Additionally, the supplemental, non-opposed changes to the proposed order would require that when Oncor reaches an approved regulatory capital structure, Oncor will cease accrual of a regulatory liability and will return the regulatory liability in the form of a bill credit over the period specified in Rider CSR – Capital Structure Refund and Rider WCSR – Wholesale Capital Structure Refund.
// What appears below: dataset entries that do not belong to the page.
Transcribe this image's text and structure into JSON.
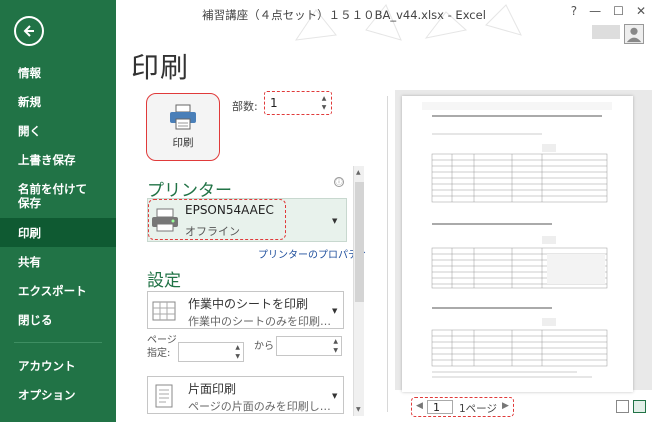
{
  "window": {
    "title": "補習講座（４点セット）１５１０BA_v44.xlsx - Excel",
    "help": "?",
    "minimize": "—",
    "restore": "☐",
    "close": "✕"
  },
  "sidebar": {
    "items": [
      {
        "label": "情報"
      },
      {
        "label": "新規"
      },
      {
        "label": "開く"
      },
      {
        "label": "上書き保存"
      },
      {
        "label": "名前を付けて保存"
      },
      {
        "label": "印刷",
        "active": true
      },
      {
        "label": "共有"
      },
      {
        "label": "エクスポート"
      },
      {
        "label": "閉じる"
      }
    ],
    "bottom": [
      {
        "label": "アカウント"
      },
      {
        "label": "オプション"
      }
    ]
  },
  "print": {
    "title": "印刷",
    "button_label": "印刷",
    "copies_label": "部数:",
    "copies_value": "1"
  },
  "printer": {
    "heading": "プリンター",
    "name": "EPSON54AAEC",
    "status": "オフライン",
    "properties_link": "プリンターのプロパティ",
    "info": "ⓘ"
  },
  "settings": {
    "heading": "設定",
    "what_main": "作業中のシートを印刷",
    "what_sub": "作業中のシートのみを印刷…",
    "pages_label": "ページ指定:",
    "to_label": "から",
    "sides_main": "片面印刷",
    "sides_sub": "ページの片面のみを印刷し…"
  },
  "preview": {
    "current_page": "1",
    "total": "1ページ"
  },
  "colors": {
    "accent": "#217346",
    "highlight": "#e03a3a"
  }
}
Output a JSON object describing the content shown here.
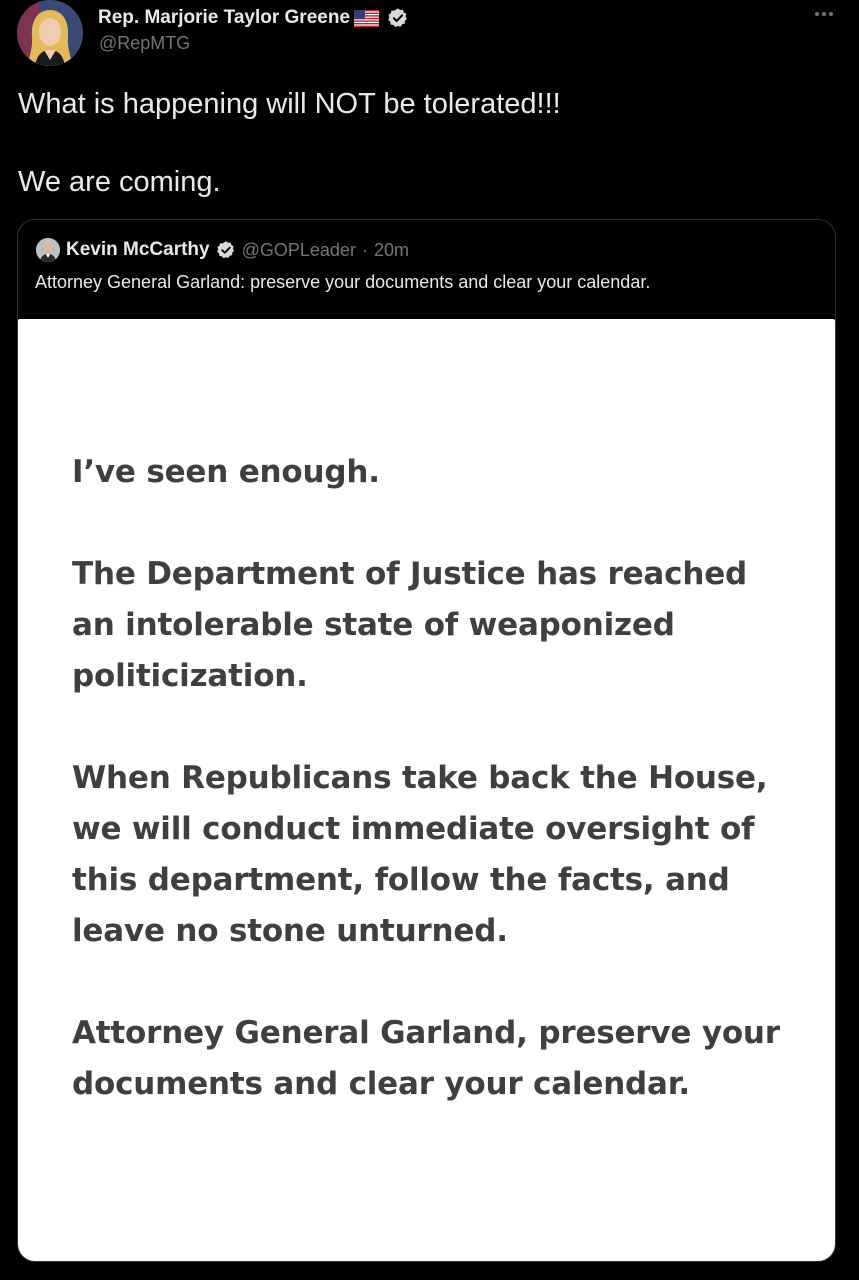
{
  "author": {
    "name": "Rep. Marjorie Taylor Greene",
    "handle": "@RepMTG",
    "verified": true,
    "flag": "us-flag-icon"
  },
  "tweet": {
    "lines": [
      "What is happening will NOT be tolerated!!!",
      "We are coming."
    ]
  },
  "quote_tweet": {
    "name": "Kevin McCarthy",
    "handle": "@GOPLeader",
    "separator": "·",
    "time": "20m",
    "verified": true,
    "text": "Attorney General Garland: preserve your documents and clear your calendar.",
    "statement_paragraphs": [
      "I’ve seen enough.",
      "The Department of Justice has reached an intolerable state of weaponized politicization.",
      "When Republicans take back the House, we will conduct immediate oversight of this department, follow the facts, and leave no stone unturned.",
      "Attorney General Garland, preserve your documents and clear your calendar."
    ]
  },
  "colors": {
    "background": "#000000",
    "primary_text": "#e7e9ea",
    "secondary_text": "#71767b",
    "statement_text": "#3f3f3f",
    "statement_bg": "#ffffff",
    "border": "#2f3336"
  },
  "icons": [
    "avatar",
    "us-flag-icon",
    "verified-icon",
    "more-icon"
  ]
}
"These bill credits will be passed through to REPs, who will pass the credits on to those customers to whom the REP passed on the TDU rates approved in this proceeding," per language to be included in the order
During the discussion at yesterday's open meeting, Stephen Davis, President of the Alliance for Retail Markets, acknowledged that the issue of whether the PUC has authority to require REPs to charge, or not charge, a specific rate is, "sensitive," but said that ARM agreed to the requirement in this particular case because the goal of moving Sharyland customers to the lower Oncor rates was beneficial and worthwhile
Similarly, Catherine Webking, executive director for the Texas Energy Association for Marketers, said that the goal is for the transitioned Sharyland customers to be treated the same as all other Oncor customers as quickly as possible.